As we went to bed the night before Christmas, Terry stood at the foot of our bed as I crawled under the covers and fluffed my pillow. I curled up on my side and she was still standing there staring and smiling . “What?” I asked. “Is there something on my face. I slapped my forehead 3 Stooges style and wiped. She just kept smiling like a little girl. It looked like she might burst. She couldn’t stand it any longer, she said, “Look under your pillow.” There was a small flat present there. It was after midnight so officially it was Christmas day. I sat up and unwrapped it. She had given me a “Toy Story 3” DVD. The next day we both watched the movie as our Christmas dinner cooked. I had seen the movie in the theater so I knew what I was in for. Even so, I got all choked up at the end when the story ‘s theme became clear… be there for someone, no matter what. Odd that some computer generated toys should open my heart to life’s lessons of commitment and unquestioning love. That caring selflessly about someone else’s happiness is more important than worrying about if they care about you and you are never abandoned if you have friends.
Other presents consisted of a fog free shower mirror for shaving and a warm silk sweater. I gave Terry a nice silver bracelet and a beautiful pink and purple hairpiece from a local artisan named Karie Brown. Terry wore the hairpiece and bracelet all day. Basting the turkey took all day as well. We thawed the turkey in a plastic chlorine bucket outside. Every 15 minutes the water had to be dumped out and new water added with a hose. I planned to relax and I sat outside near the bucket all morning. I simply watched the clouds roll by. There were no plans to sketch any cultural events. I could spent the whole day relaxing with Terry.
When she began preparations for our private Thanksgiving style dinner, I couldn’t resist the urge to sketch anymore. I caught her as she pealed and cut the onions causing her eyes to burn with tears. Zorro our pet cockatoo supervised her every move and he eyed me with curiosity as I sketched him. I set the dining room table with our fine china and silverware. I was watching “Christmas Story” when the turkey came out of the oven at about 7pm and I began carving it up. The stuffing tasted amazing and I kept stealing tastes as we bought out all the dishes. By the end of our meal we were both stuffed and close to comatose. “It seems to me some fine things have been laid upon your table, but you only want the things you can’t have…” Once again Desperado was ringing in my head. I believe we both felt grateful and happy to spend a whole day together. For once I wasn’t running around seeking out others who love their life and work. I had time to appreciate what I had at home.
The next morning was cold and windy but I had to go for my 3 mile run to get my blood pumping, feeling bloated from yesterday’s feast. I wore a sweatshirt and baggy yoga pants to stay warm.
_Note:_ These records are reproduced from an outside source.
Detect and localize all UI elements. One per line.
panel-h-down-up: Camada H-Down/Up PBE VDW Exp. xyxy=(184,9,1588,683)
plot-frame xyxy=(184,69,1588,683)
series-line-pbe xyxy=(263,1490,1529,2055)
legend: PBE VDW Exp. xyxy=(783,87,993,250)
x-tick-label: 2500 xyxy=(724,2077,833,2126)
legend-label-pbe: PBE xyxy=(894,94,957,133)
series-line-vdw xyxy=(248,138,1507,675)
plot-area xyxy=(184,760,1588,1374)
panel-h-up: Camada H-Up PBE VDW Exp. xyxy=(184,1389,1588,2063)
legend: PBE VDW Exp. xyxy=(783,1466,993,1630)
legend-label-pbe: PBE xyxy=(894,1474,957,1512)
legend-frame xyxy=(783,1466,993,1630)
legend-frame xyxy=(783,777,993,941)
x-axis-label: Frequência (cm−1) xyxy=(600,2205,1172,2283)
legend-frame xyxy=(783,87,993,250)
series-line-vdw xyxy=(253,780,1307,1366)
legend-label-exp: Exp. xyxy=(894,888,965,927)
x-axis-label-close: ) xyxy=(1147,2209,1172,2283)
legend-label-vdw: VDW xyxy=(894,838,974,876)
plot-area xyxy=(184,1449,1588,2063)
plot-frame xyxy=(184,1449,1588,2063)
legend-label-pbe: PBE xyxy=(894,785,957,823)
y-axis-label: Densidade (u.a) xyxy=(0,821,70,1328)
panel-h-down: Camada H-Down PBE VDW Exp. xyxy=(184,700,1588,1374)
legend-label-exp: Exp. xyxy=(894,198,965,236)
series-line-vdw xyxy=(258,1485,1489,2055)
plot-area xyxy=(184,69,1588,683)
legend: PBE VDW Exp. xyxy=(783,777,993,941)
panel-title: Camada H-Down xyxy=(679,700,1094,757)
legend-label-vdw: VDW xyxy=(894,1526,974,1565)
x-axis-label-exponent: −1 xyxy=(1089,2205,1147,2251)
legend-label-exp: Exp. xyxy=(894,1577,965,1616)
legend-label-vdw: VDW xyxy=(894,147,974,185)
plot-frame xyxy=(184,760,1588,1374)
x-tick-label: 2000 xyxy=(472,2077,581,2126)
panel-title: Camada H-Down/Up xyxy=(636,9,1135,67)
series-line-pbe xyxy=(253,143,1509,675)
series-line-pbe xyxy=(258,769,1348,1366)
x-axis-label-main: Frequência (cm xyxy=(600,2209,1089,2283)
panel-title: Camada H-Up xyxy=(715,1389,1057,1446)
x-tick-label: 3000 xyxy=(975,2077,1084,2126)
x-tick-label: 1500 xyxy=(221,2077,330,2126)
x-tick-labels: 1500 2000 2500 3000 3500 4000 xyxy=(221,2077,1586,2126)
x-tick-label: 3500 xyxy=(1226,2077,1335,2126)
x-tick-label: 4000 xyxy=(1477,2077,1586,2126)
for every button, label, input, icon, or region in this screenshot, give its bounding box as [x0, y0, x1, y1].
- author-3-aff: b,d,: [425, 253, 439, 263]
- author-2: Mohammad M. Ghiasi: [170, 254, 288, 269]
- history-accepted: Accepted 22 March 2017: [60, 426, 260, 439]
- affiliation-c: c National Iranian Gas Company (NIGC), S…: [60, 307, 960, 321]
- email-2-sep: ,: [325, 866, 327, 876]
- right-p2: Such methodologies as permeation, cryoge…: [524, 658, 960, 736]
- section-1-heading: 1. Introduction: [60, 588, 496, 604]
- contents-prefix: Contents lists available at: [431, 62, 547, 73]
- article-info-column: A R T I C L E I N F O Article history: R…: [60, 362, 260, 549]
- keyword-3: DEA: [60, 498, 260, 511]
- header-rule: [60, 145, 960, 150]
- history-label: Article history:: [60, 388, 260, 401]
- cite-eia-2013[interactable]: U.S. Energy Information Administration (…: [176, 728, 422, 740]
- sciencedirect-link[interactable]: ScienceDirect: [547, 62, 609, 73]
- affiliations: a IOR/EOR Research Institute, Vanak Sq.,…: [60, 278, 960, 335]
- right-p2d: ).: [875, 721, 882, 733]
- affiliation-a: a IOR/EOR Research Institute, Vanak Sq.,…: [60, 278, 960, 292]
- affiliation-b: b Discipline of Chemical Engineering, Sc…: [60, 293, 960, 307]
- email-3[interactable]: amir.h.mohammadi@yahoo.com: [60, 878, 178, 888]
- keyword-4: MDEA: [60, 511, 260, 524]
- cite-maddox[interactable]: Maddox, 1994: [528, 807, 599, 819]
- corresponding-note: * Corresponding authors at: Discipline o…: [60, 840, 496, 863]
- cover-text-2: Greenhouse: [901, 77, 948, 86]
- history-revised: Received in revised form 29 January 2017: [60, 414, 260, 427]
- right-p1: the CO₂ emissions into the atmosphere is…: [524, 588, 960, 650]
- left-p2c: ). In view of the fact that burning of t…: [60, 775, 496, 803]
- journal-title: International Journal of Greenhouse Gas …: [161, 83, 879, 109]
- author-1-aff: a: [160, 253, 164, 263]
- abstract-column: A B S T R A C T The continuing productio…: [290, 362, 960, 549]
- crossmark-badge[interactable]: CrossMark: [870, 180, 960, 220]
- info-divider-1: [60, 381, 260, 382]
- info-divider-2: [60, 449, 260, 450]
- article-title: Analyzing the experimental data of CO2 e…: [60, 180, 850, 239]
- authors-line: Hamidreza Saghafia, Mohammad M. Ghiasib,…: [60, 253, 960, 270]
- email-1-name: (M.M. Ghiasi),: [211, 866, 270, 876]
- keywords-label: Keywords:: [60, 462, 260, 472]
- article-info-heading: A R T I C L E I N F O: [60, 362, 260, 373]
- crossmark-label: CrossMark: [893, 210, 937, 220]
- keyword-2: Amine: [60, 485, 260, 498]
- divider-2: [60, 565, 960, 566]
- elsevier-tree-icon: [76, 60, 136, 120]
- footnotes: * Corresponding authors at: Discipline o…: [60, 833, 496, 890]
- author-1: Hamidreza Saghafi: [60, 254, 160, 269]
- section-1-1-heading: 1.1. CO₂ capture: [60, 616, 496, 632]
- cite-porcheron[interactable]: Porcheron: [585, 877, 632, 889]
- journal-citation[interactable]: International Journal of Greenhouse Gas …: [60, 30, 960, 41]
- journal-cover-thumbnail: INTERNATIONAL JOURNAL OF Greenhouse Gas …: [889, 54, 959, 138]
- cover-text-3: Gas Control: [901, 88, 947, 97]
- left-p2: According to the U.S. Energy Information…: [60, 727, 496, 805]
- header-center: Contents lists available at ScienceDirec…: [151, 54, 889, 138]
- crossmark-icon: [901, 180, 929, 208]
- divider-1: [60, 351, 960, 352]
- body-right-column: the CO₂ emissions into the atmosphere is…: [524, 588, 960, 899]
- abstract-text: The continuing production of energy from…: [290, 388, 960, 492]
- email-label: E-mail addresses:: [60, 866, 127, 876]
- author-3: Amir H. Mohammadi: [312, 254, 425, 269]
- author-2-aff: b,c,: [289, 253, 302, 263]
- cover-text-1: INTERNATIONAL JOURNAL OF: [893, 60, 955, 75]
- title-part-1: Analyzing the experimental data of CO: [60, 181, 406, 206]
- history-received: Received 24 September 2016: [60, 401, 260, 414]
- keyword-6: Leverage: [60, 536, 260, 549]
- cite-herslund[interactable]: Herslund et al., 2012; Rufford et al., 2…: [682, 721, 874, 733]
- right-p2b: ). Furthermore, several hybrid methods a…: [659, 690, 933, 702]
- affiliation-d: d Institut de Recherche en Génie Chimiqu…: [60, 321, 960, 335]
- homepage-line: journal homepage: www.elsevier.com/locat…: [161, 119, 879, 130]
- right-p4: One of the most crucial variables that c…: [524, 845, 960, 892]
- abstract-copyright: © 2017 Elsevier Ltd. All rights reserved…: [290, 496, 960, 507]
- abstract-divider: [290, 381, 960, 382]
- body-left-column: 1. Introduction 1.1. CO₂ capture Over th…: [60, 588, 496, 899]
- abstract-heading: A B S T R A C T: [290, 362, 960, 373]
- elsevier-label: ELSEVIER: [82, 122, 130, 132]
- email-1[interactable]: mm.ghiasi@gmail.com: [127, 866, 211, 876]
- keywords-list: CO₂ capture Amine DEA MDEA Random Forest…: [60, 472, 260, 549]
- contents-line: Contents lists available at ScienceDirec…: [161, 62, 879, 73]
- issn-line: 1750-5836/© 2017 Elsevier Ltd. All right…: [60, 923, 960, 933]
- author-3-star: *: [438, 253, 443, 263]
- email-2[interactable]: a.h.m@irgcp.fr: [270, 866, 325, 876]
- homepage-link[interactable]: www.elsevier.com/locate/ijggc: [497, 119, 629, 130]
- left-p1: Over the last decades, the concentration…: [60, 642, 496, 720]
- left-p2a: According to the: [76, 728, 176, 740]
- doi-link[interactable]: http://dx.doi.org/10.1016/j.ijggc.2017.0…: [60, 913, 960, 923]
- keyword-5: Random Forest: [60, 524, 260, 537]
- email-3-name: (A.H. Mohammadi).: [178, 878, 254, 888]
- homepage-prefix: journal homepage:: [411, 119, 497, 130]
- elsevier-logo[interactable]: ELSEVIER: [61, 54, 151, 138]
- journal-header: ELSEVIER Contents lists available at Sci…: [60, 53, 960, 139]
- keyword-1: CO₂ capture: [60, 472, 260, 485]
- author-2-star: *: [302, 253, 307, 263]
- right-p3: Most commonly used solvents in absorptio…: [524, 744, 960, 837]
I passed a young boy learning to ride an 8 foot high unicycle which he must have gotten for Christmas. He never fell but the winds kept pushing him around precariously. The entire run out the wind was in my face stinging my lungs. How is it then that the wind was in my face on the entire run back? I passed another runner going the other way in nothing but a tee shirt and shorts. We nodded to one another. I actually saw my breath. I began to loose my will to run in the last quarter mile or so, but then I ran across pine needles which cushioned my steps. It was like a golden sienna carpet laid down for me. I imagined myself as a steam engine and in my mind I stoked the fire so it would burn brighter. For the first time I realized the street I start and stop my run at is called Windjammer Lane. I sprinted towards it knowing full well the only race I had to win was in my head.